As a home buyer, you need to know how to negotiate, especially when the seller won't negotiate. In such an instance, you'll need to reconsider another negotiation approach. You should consider trying different strategies after the home inspection process.

For example, you can consider getting detailed repair costs, prioritising some repairs, or understanding the market. If this is the first time you're entering a negotiation with the seller, and it didn't work out in your favour, you might want to consider one of the following strategies:

  • Understand the real estate market: You may not have much of an advantage if it's a seller's market because they have many home buyers to choose from. However, you have the edge in a buyer's market because there are only a few buyers. 
  • Get quotes: The next thing you should consider is to get a formal quote from repair agents. This is a great way to let the seller know the actual numbers involved in the repair process. 
  • Use an attorney or real estate agent: Get a revised offer from an attorney or a real estate agent. With this, you can easily present your case to the seller. This can increase your chance of a successful renegotiation
  • Prioritise: Prioritising your repairs is excellent because it will allow you to decide the repairs that the seller will easily reconsider. 
  • Be reasonable: While making your request, always ensure that you are reasonable and not asking for too much.

Buy the house and repair it yourself

Often the seller would prefer to negotiate a cash reduction on the property than repair it themselves. This can be in your favour as then you can ensure that the job is repaired to your satisfaction.

With a cash deduction, you get some reduction in the closing cost for the property; with that, you have the full responsibility to perform the repairs. It will also make it simpler for you to save money on repairs.

Walk away

The state of the housing market is the main factor determining whether to walk away or consider the other options above. Your final decision should also depend on your inspection contingency's outcome and advice from your real estate attorney and building inspector.

The inspection contingency is basically a clause in the sales contract for the buyer or buyer agent to make a final purchase offer according to the reports from their home inspection.
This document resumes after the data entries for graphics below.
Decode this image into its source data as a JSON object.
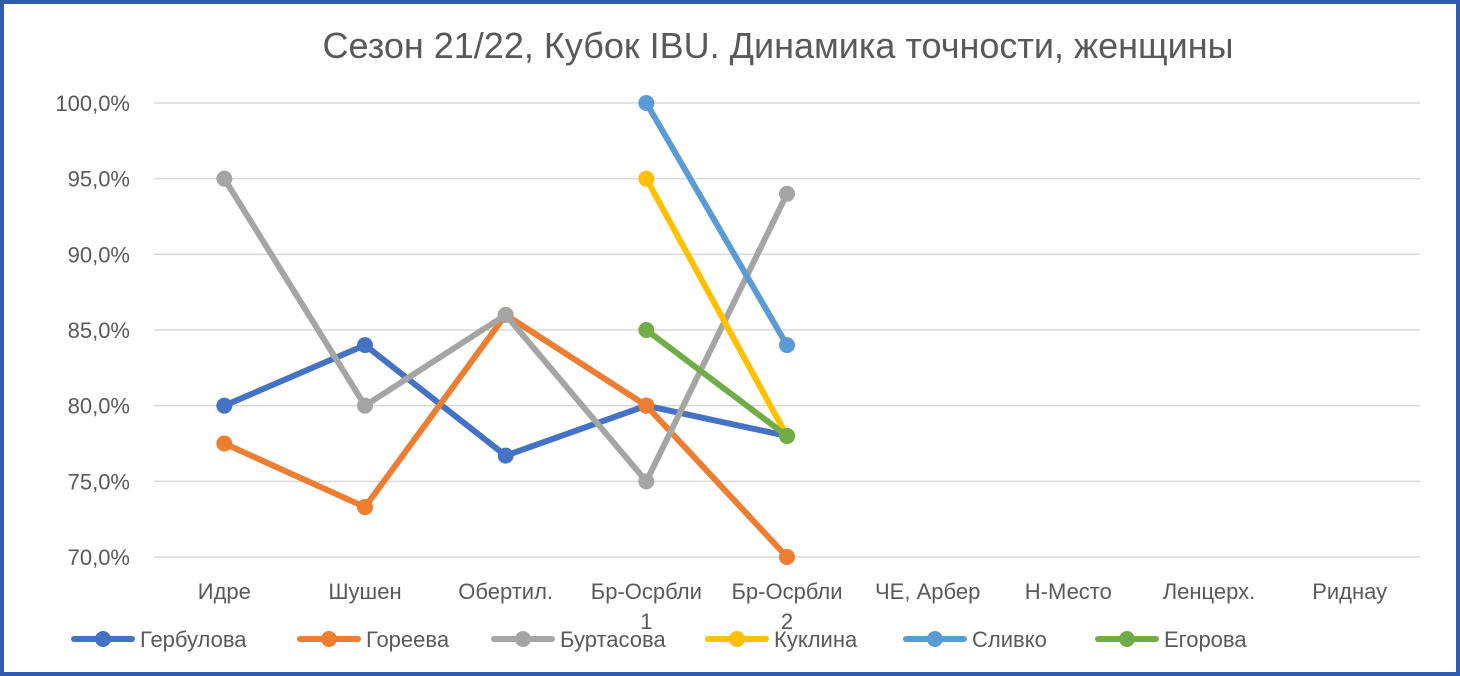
{
  "chart_data": {
    "type": "line",
    "title": "Сезон 21/22, Кубок IBU. Динамика точности, женщины",
    "xlabel": "",
    "ylabel": "",
    "categories": [
      [
        "Идре"
      ],
      [
        "Шушен"
      ],
      [
        "Обертил."
      ],
      [
        "Бр-Осрбли",
        "1"
      ],
      [
        "Бр-Осрбли",
        "2"
      ],
      [
        "ЧЕ, Арбер"
      ],
      [
        "Н-Место"
      ],
      [
        "Ленцерх."
      ],
      [
        "Риднау"
      ]
    ],
    "ylim": [
      0.7,
      1.0
    ],
    "yticks": [
      {
        "value": 1.0,
        "label": "100,0%"
      },
      {
        "value": 0.95,
        "label": "95,0%"
      },
      {
        "value": 0.9,
        "label": "90,0%"
      },
      {
        "value": 0.85,
        "label": "85,0%"
      },
      {
        "value": 0.8,
        "label": "80,0%"
      },
      {
        "value": 0.75,
        "label": "75,0%"
      },
      {
        "value": 0.7,
        "label": "70,0%"
      }
    ],
    "grid": true,
    "legend_position": "bottom",
    "series": [
      {
        "name": "Гербулова",
        "color": "#4472c4",
        "values": [
          0.8,
          0.84,
          0.767,
          0.8,
          0.78,
          null,
          null,
          null,
          null
        ]
      },
      {
        "name": "Гореева",
        "color": "#ed7d31",
        "values": [
          0.775,
          0.733,
          0.86,
          0.8,
          0.7,
          null,
          null,
          null,
          null
        ]
      },
      {
        "name": "Буртасова",
        "color": "#a5a5a5",
        "values": [
          0.95,
          0.8,
          0.86,
          0.75,
          0.94,
          null,
          null,
          null,
          null
        ]
      },
      {
        "name": "Куклина",
        "color": "#ffc000",
        "values": [
          null,
          null,
          null,
          0.95,
          0.78,
          null,
          null,
          null,
          null
        ]
      },
      {
        "name": "Сливко",
        "color": "#5b9bd5",
        "values": [
          null,
          null,
          null,
          1.0,
          0.84,
          null,
          null,
          null,
          null
        ]
      },
      {
        "name": "Егорова",
        "color": "#70ad47",
        "values": [
          null,
          null,
          null,
          0.85,
          0.78,
          null,
          null,
          null,
          null
        ]
      }
    ]
  }
}
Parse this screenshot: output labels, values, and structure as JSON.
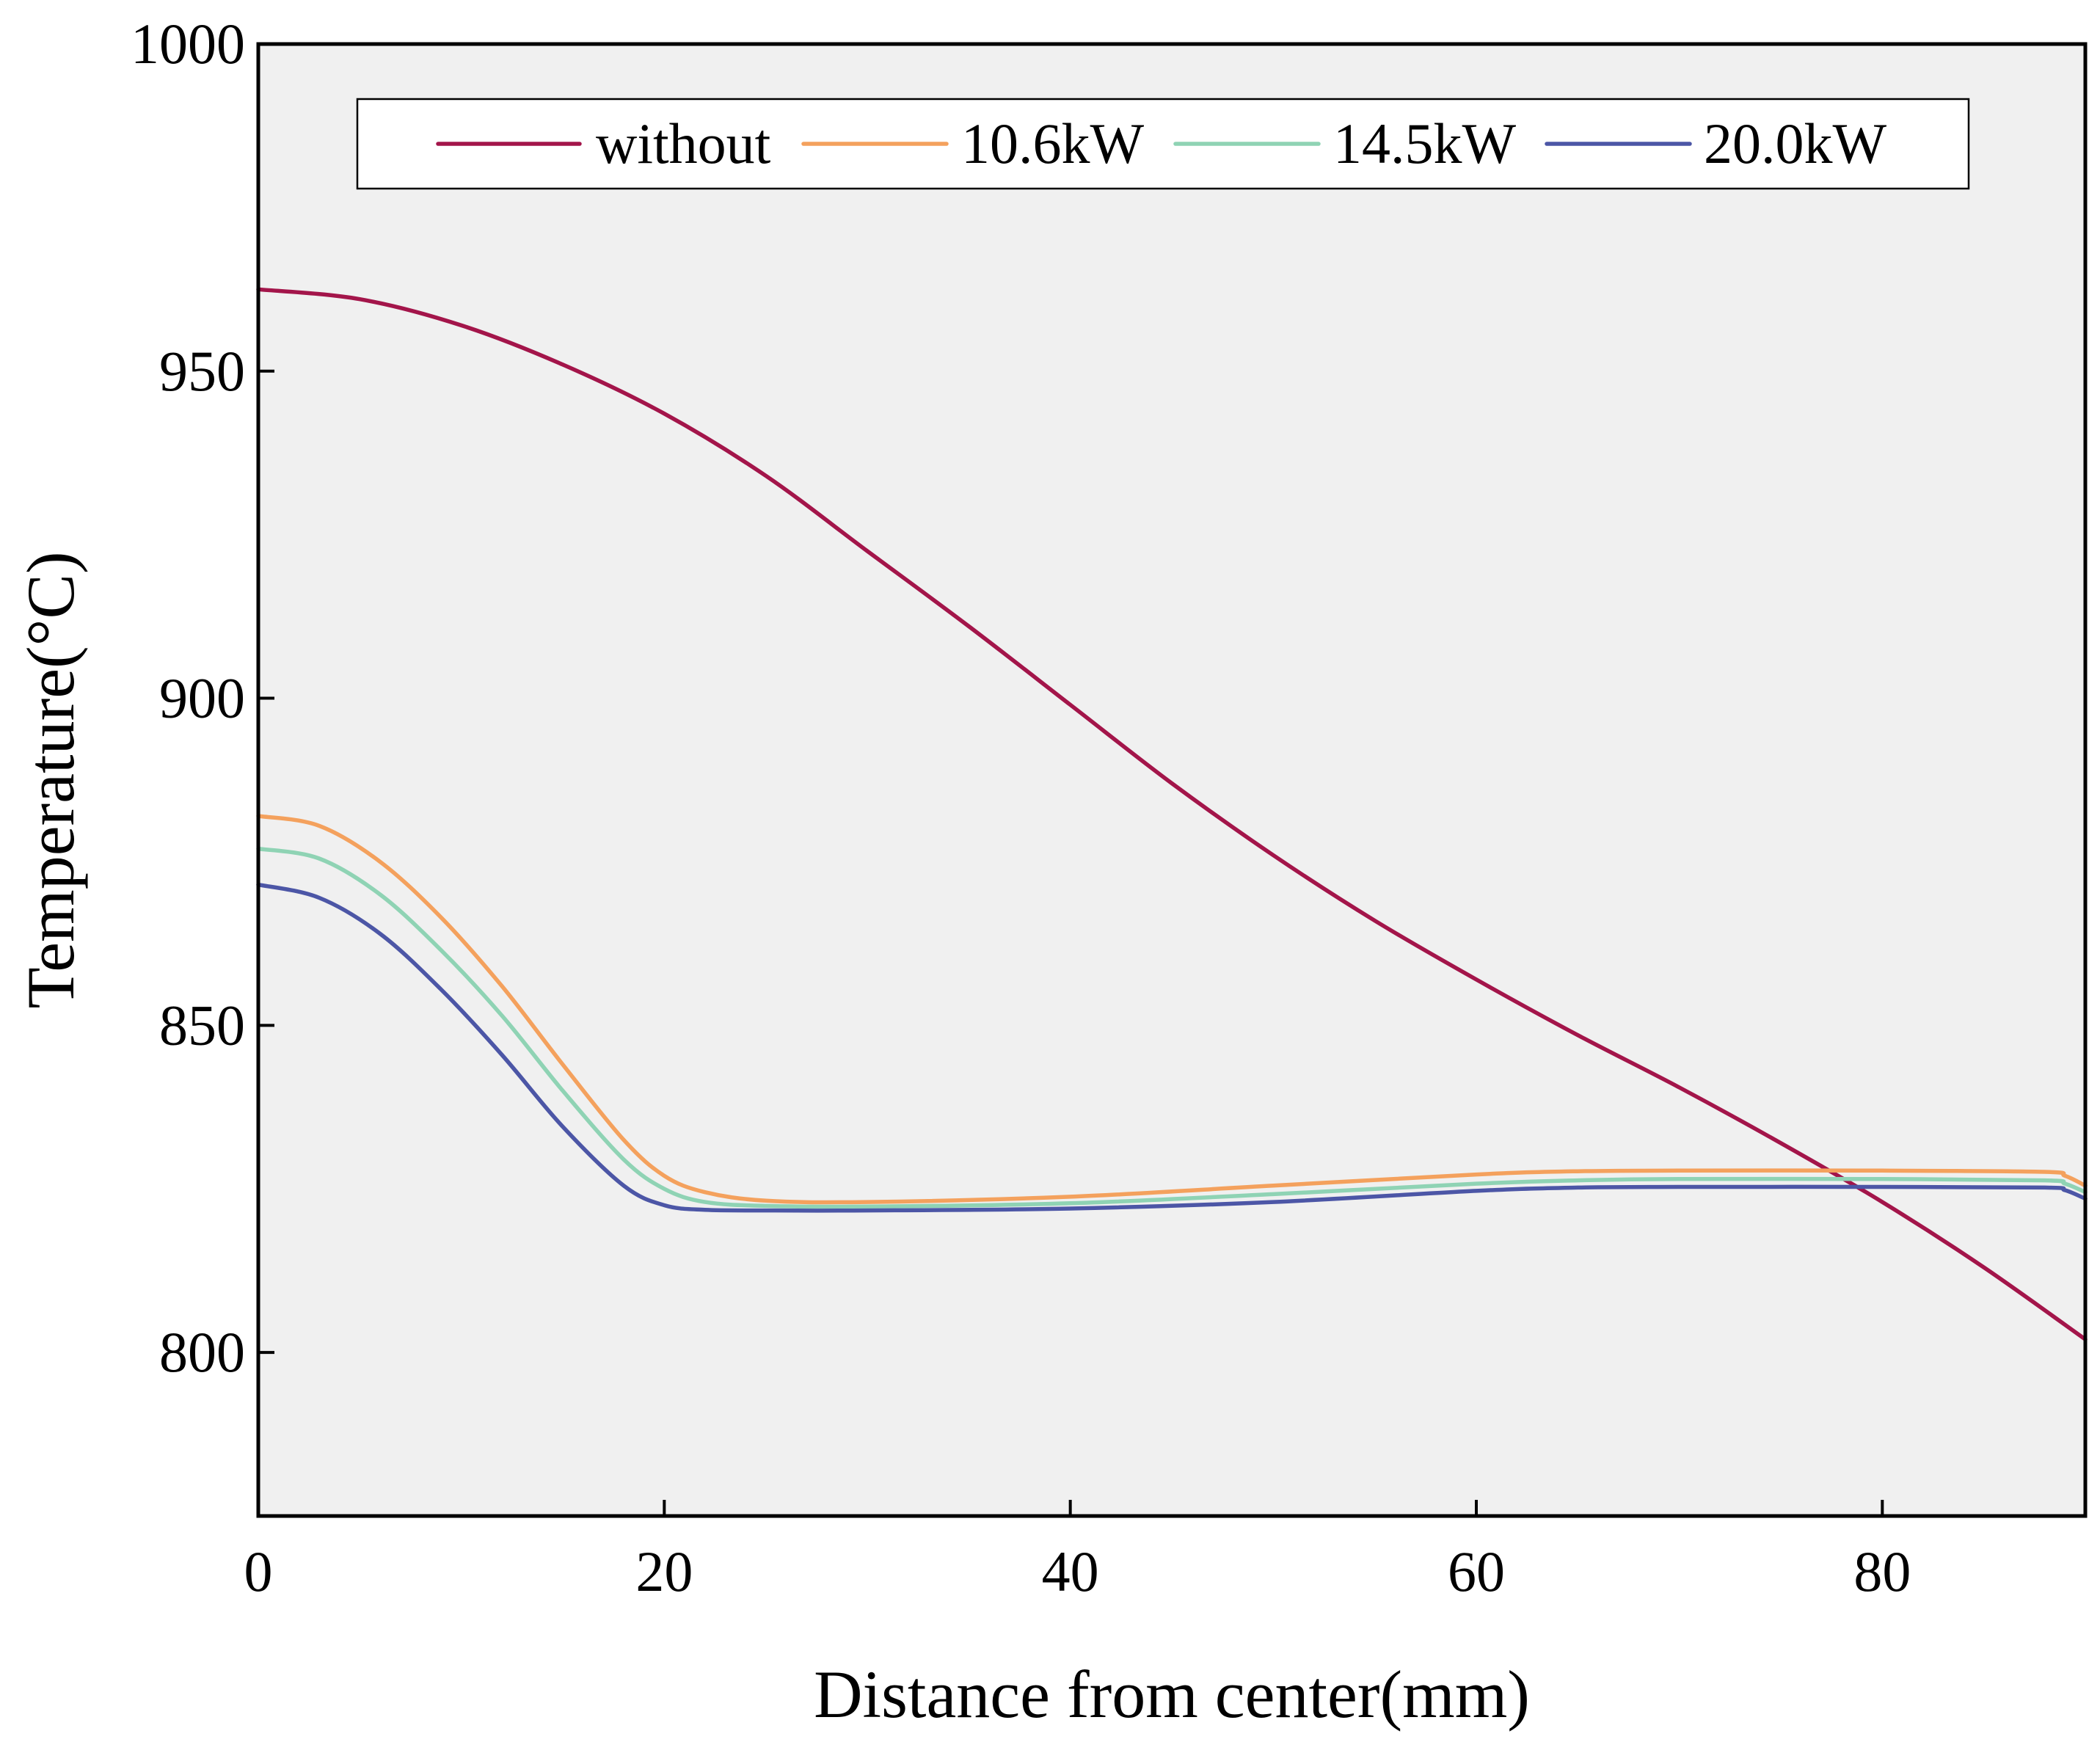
{
  "chart_data": {
    "type": "line",
    "title": "",
    "xlabel": "Distance from center(mm)",
    "ylabel": "Temperature(°C)",
    "xlim": [
      0,
      90
    ],
    "ylim": [
      775,
      1000
    ],
    "xticks": [
      0,
      20,
      40,
      60,
      80
    ],
    "yticks": [
      800,
      850,
      900,
      950,
      1000
    ],
    "legend_position": "top",
    "series": [
      {
        "name": "without",
        "color": "#a3154a",
        "x": [
          0,
          5,
          10,
          15,
          20,
          25,
          30,
          35,
          40,
          45,
          50,
          55,
          60,
          65,
          70,
          75,
          80,
          85,
          90
        ],
        "y": [
          962.5,
          961,
          957,
          951,
          943.5,
          934,
          922.5,
          911,
          899,
          887,
          876,
          866,
          857,
          848.5,
          840.5,
          832,
          823,
          813,
          802
        ]
      },
      {
        "name": "10.6kW",
        "color": "#f4a15d",
        "x": [
          0,
          3,
          6,
          9,
          12,
          15,
          18,
          20,
          22,
          25,
          30,
          40,
          50,
          60,
          65,
          70,
          80,
          88,
          89,
          90
        ],
        "y": [
          882,
          880.5,
          875,
          866.5,
          856,
          844,
          832.5,
          827,
          824.5,
          823.2,
          823,
          823.8,
          825.5,
          827.2,
          827.7,
          827.8,
          827.8,
          827.6,
          827,
          825.5
        ]
      },
      {
        "name": "14.5kW",
        "color": "#8fd3b4",
        "x": [
          0,
          3,
          6,
          9,
          12,
          15,
          18,
          20,
          22,
          25,
          30,
          40,
          50,
          60,
          65,
          70,
          80,
          88,
          89,
          90
        ],
        "y": [
          877,
          875.5,
          870,
          861.5,
          851.5,
          840,
          829.5,
          825,
          823,
          822.4,
          822.3,
          822.8,
          824.2,
          825.8,
          826.3,
          826.5,
          826.5,
          826.3,
          825.8,
          824.5
        ]
      },
      {
        "name": "20.0kW",
        "color": "#4c56a6",
        "x": [
          0,
          3,
          6,
          9,
          12,
          15,
          18,
          20,
          22,
          25,
          30,
          40,
          50,
          60,
          65,
          70,
          80,
          88,
          89,
          90
        ],
        "y": [
          871.5,
          869.5,
          864,
          855.5,
          845.5,
          834.5,
          825.5,
          822.5,
          821.8,
          821.7,
          821.7,
          822,
          823,
          824.7,
          825.2,
          825.3,
          825.3,
          825.2,
          824.8,
          823.5
        ]
      }
    ]
  }
}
This clause also protects the buyer to ensure they don't lose their money deposit. Ensure to understand the conditions within the clause before anything else. If you choose to walk away, here are some questions to ask yourself:

  • Have you exhausted available resources to negotiate repairs?
  • What is your timeline for moving into a new home?
  • Is walking away worth it, compared to the other options available?
  • Do you have a budget for the repairs?
  • Can you get a better deal from another seller?
  • Can you complete the repairs on your own?

The answers to these questions will assist in determining whether you should walk away or continue the transaction.

Deal or No Deal?

Nobody wants to lose money or the opportunity to move into their dream home after getting a home inspection. It's normal for the seller to refuse to negotiate after your home inspector finds some issues with the property.

However, always remember that you have different options whenever this happens. These options include trying a different negotiation approach to change the seller's mind, buying the house and making the repairs yourself, or simply walking away if you don't get a good repair deal.

The seller is not obligated to make these repairs. You should know the difference between an unreasonable and a reasonable repair request to increase your chance of a successful negotiation. These are all the key things to have in mind to help you make the right decision if the seller won't negotiate.

Ultimately, the importance of getting a building inspection should be considered, even if you're the one selling your home. It is a crucial process that can affect whether a buyer proceeds with buying the house or walking away. Make sure to work with professional building inspectors who can provide solid guidance and advice on the property based on their inspections.